Он отпил зельтерской, возбужденно побарабанил указательным перстом по столу и вновь принялся за работу, с усильем переводя на русский язык немецкие фразы, изящно слагающиеся в его голове:
"Пажи сии, по приводе их в корпус, посажены будучи под арест в две особые комнаты, признались, что взяли упомянутые деньги и шкатулку, которую изломав, оставили себе только золотую оправу".
Он отвалился на жесткую спинку прямого кресла и проворчал благодушно:
— Barbarische Land. Barbarische Sprache [50]
Девки бойко сновали по коридору с тазами теплой воды. Камердинер Прохор хрипло командовал в зале, которые рамы распечатывать и выставлять.
Зяблик за окном раскатисто трелил, примостясь на старой елке. Маменька остановилась, полюбовалась красноватой, решительно выпяченной грудкой певуна и пошла с нянькой Перфильевной на деревню — врачевать хворых баб.
Он привстал на кровати — непреодолимо потянуло броситься вослед.
Голова закружилась: два месяца горячки обессилили его.
Он поборол прилив слабости и вытащил из-под матраса тетрадку.

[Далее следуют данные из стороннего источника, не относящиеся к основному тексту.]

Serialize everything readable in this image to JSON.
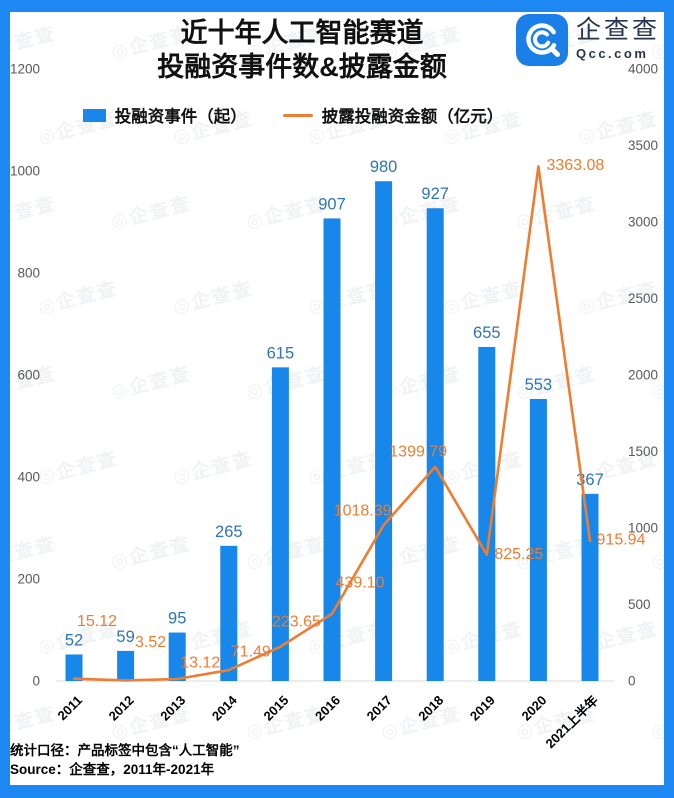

"Случай — ничто для сердца равнодушного и невнимательного" — так Вы однажды сказали, дражайшая маменька. Но несчастное происшествие, потрясшее весь состав моей души, навечно запечатлелось в моем сердце. Вы одна способны понять это".
Он отбросил карандаш и прошептал с отвращением:
— Боже, как я пуст! Как омерзительно пуст! — Взял со столика зеркальце, забытое матерью. Настороженно глянули запавшие, обведенные коричневыми кругами глаза. Но губы были румяны и упруги, как у здорового.
— Какое порочное лицо, — прошептал он с мстительным удовлетвореньем. — Какое бесстыдно лживое…
Он в изнеможенье упал, на подушки. И снова с упорным сладострастьем растравляя в себе чувство ужаса и стыда, погрузился в размышления о темном своем прошлом, о пустоте своего грядущего. Он находил в этом самоистязании странную отраду, успокоенье даже.
"Я страдаю, страдаю. И поделом! Поделом вору мука! О, жестокий рок — казни, казни меня! Пусть душа моя погаснет от горя и общего презрения, пусть я исчахну, умру, оплакиваемый доброй маменькой, братьями, невинною крошкой Софи… Как знать? — может быть, и кузина прольет слезу при известии о кончине моей… Нет: все изменяет на этой изменчивой земле! Приклонский — боже мой, Приклонский!"
Дни, проведенные в ожидании высочайшей воли, были самыми ужасными в его жизни.